Sui campi l’ultimo riverbero è posato, mentre un profumo dolce e inebriante si leva dal giardino: glicine esausto, rose arrossate dal calore, e l’erba appena falciata, un verde odore che si confonde, un presagio latente.
L’aria si fa greve, si fa scura, un respiro umido di terra che ha sete.
Le rondini, frementi di paura, tagliano il cielo basso in mille saette. E in lontananza, un lampo silenzioso dipinge il nero di un fulgore inatteso, mentre un tuono, roco e maestoso, scuote il cuore, lo lascia sospeso.
Dalle finestre aperte, luci accese, si sentono le voci delle famiglie raccontare la giornata, le intese, e un profumo di cena che avvolge le strade.
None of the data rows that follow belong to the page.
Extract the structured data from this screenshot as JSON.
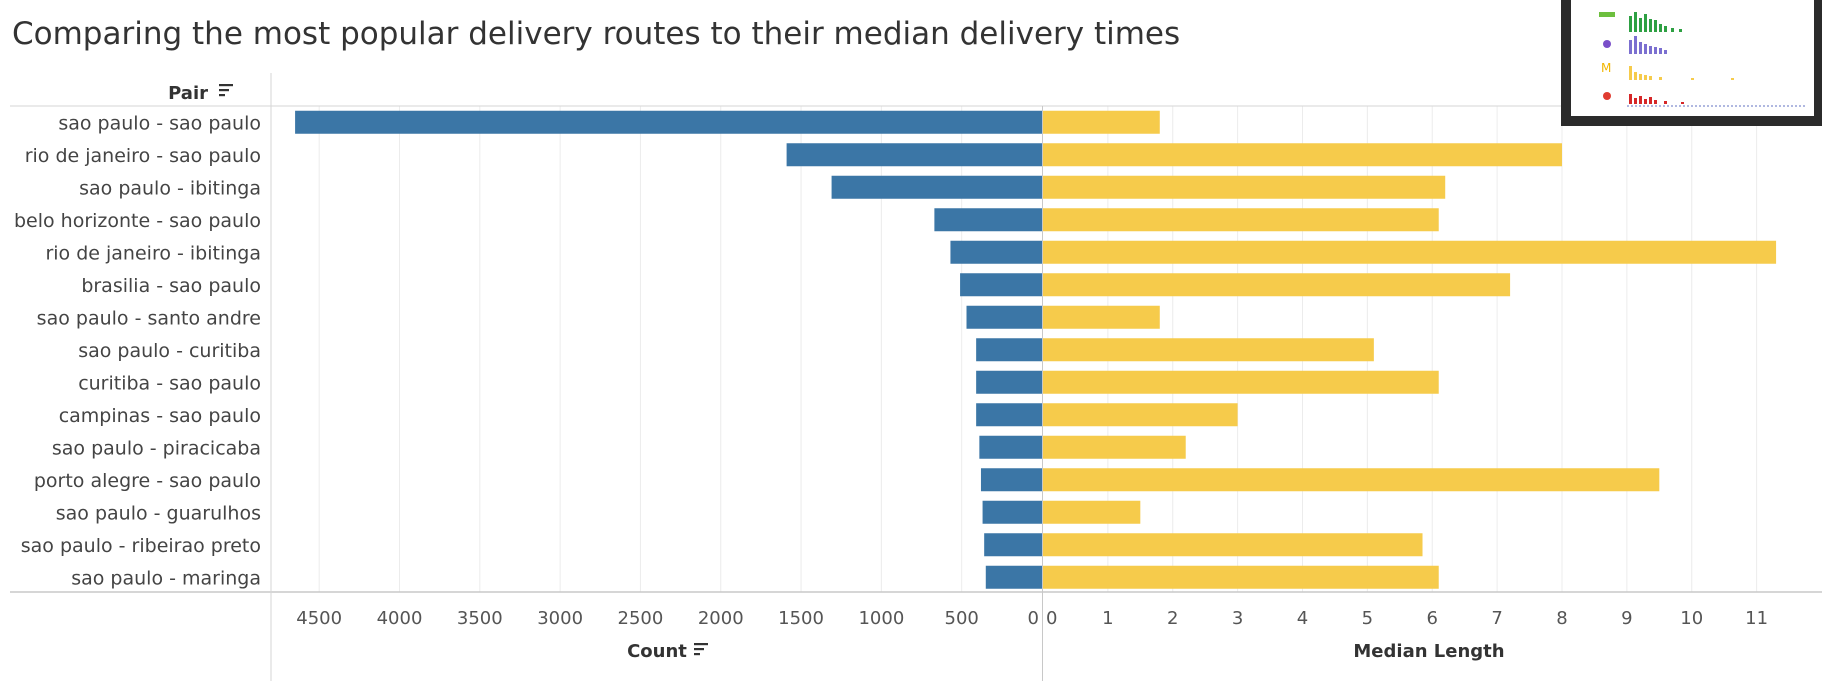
{
  "title": "Comparing the most popular delivery routes to their median delivery times",
  "chart_data": {
    "type": "bar",
    "categories": [
      "sao paulo - sao paulo",
      "rio de janeiro - sao paulo",
      "sao paulo - ibitinga",
      "belo horizonte - sao paulo",
      "rio de janeiro - ibitinga",
      "brasilia - sao paulo",
      "sao paulo - santo andre",
      "sao paulo - curitiba",
      "curitiba - sao paulo",
      "campinas - sao paulo",
      "sao paulo - piracicaba",
      "porto alegre - sao paulo",
      "sao paulo - guarulhos",
      "sao paulo - ribeirao preto",
      "sao paulo - maringa"
    ],
    "row_header": "Pair",
    "series": [
      {
        "name": "Count",
        "color": "#3b76a6",
        "xlim": [
          4800,
          0
        ],
        "ticks": [
          4500,
          4000,
          3500,
          3000,
          2500,
          2000,
          1500,
          1000,
          500,
          0
        ],
        "values": [
          4650,
          1590,
          1310,
          670,
          570,
          510,
          470,
          410,
          410,
          410,
          390,
          380,
          370,
          360,
          350
        ]
      },
      {
        "name": "Median Length",
        "color": "#f6cb4b",
        "xlim": [
          0,
          11.9
        ],
        "ticks": [
          0,
          1,
          2,
          3,
          4,
          5,
          6,
          7,
          8,
          9,
          10,
          11
        ],
        "values": [
          1.8,
          8.0,
          6.2,
          6.1,
          11.3,
          7.2,
          1.8,
          5.1,
          6.1,
          3.0,
          2.2,
          9.5,
          1.5,
          5.85,
          6.1
        ]
      }
    ],
    "grid": true,
    "legend": "none"
  },
  "icons": {
    "sort": "sort-icon"
  }
}
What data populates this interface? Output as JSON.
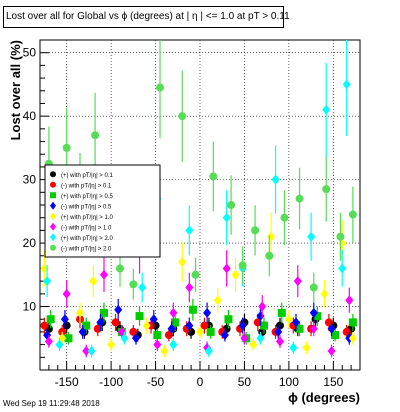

Spezzati dai lampi, rossi e veloci, i suoni si perdono, i sussurri, le voci. Un’attesa che non è ansia, ma quiete, sulla pelle il primo brivido d’acqua.
Una goccia, poi un’altra, scendono lente,
un pianto che rinfresca la terra ardente.
E guardo il cielo, una tela che si muta,
dalle sfumature delicate, all’oscurità più profonda,
mentre il vento porta un canto di foglie,
un saluto alla sera che s’è fatta muta,
un abbraccio alla solitudine che torna,
in quest’estate che non finisce mai.